2 months ago | Report Abuse
Mr. OTB, my earnings projection for Ranhill was very rough in this article as I have not really studied the company in details.
My earnings projection of RM50m in FY2025 rising to RM100m in FY2026 was purely based on the assumption that YTLP would be able to introduce cost cutting measures and synergies into Ranhill after take-over, and nothing yet from increase in water supply for the booming data centres.
If you look into Ranhill latest June 2024 quarterly result, you see a segment called Investment Holding and Management that lost RM78.414 million in half year 1H 2024. That could be the low hanging fruits that YTLP could plug any leakage in Ranhill. I assumed YTLP to be able to cut 1/3 of such losses in FY2025 and 2/3 in FY2026.
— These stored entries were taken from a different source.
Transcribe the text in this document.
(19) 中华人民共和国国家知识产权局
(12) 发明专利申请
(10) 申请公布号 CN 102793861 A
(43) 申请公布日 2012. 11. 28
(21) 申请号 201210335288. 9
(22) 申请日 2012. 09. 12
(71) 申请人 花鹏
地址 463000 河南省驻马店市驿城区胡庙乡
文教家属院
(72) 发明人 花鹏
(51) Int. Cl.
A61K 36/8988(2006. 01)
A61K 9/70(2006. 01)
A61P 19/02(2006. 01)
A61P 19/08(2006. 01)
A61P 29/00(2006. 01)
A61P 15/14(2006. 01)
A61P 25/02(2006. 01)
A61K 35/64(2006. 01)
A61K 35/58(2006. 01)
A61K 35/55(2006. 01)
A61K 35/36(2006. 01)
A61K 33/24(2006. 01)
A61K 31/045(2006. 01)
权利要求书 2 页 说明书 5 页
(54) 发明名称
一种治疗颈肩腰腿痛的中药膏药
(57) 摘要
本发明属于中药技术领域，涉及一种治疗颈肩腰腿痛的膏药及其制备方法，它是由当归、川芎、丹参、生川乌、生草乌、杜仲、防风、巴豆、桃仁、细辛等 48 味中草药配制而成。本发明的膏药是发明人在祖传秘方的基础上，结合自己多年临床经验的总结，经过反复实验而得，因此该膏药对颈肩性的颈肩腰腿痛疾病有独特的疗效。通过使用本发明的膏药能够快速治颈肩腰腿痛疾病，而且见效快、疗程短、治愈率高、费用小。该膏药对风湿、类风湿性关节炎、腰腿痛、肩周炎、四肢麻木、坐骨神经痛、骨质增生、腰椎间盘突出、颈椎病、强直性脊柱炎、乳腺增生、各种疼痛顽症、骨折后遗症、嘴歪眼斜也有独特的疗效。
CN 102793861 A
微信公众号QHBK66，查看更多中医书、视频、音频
For the increased profit in FY2028 and FY2031, I assumed that would arise after a water tariff hike every 3 years after the last one in Feb 2024.
2 months ago | Report Abuse
@raymondroy, based on my latest assessment, YTL Power will not see a dip in earnings in FY2025 from FY2024, as suggested by certain analysts. I think they still overplay on the issue of PowerSeraya declining earnings, and they tend to play down on the data centre earnings prospects.
These 2 areas present higher uncertainties and so have become the easy targets of the sell side analysts.
2 months ago | Report Abuse
@sii581014, the shareholders' loan from YTLP to Jordan Power project company has increased over the years of construction as the interest income was accrued and added to the shareholders' loan balance. Post commercial operations, I think the Jordan Power project company has been paying the interests to the shareholders' loan from YTLP at 15% p.a.
I am not sure when exactly the shareholders' loan will get repaid, but typically after the project loans are fully repaid in 10-15 years after commercial operations.
2 months ago | Report Abuse
@eugenewong794, yes going forward we should monitor the news flows from the AI data centre development and Ofwat final determination in Dec 24.
As for UK Brabazon property segment, the cooling inflation and lowering interest rates are good signs, and the first increase in average July home prices in London area in several years bores well for the rebounding property sector in the UK.
2024-08-23 14:19 | Report Abuse
@eugenewong794, that is a valid concern. You can see in my earnings projection, PowerSeraya net profit contribution is expected to drop by RM700 million in FY2025. Wessex may only make up a portion of the drop. I am banking on more meaningful contribution from UK Brabazon property project in FY2025 to help beef up YTLP earnings.
But a large portion of earnings rebound will come from data centre segment. The colocation data centre segment is pretty much secured for FY2025-2027 but the potential profit margin is unknown at the moment, hence a grey area for sell side analysts to push down the earnings projection.
For AI data centre segment, YTLP is looking for offtakers to fill up some 50MW capacity, according to the analyst briefing call held on Wednesday evening. This is potentially another area which I may need to adjust down the earnings projection. CUrrently in my projection, I assume 50MW of AI data centre will be up and running from early 2025.
2024-08-23 12:42 | Report Abuse
@ckwee168, I have earlier projected for high dividends from YTL Power in my articles 2 years ago given the strong operating cashflows from its utility businesses and small capex outlay in these utility subsidiaries.
But now each subsidiary is embarking on some capex programmes, such as PowerSeraya going to build a new 600MW CCGT in 2025-2027, Wessex has earmarked capex of GBP2.5 billion for 2025-2030, and YTL DC preparing to spend up to RM20b on AI data centres.
I think the management is acting prudently by declaring a decent dividend of 7.0 sen in FY2024, and I expect dividend payouts can be higher once the AI data centres start bringing in rental income from FY2026.
Stock: [YTLPOWR]: YTL POWER INTERNATIONAL BHD
2 months ago | Report Abuse
YTL Power is the cheapest utility stock in Bursa with FY24 PER of just 8.6x at opening price of RM3.61 just now. PER will fall to just 8.0x FY2025 earnings.
Other utility stocks are well over 20x PER. Value shall prevail eventually.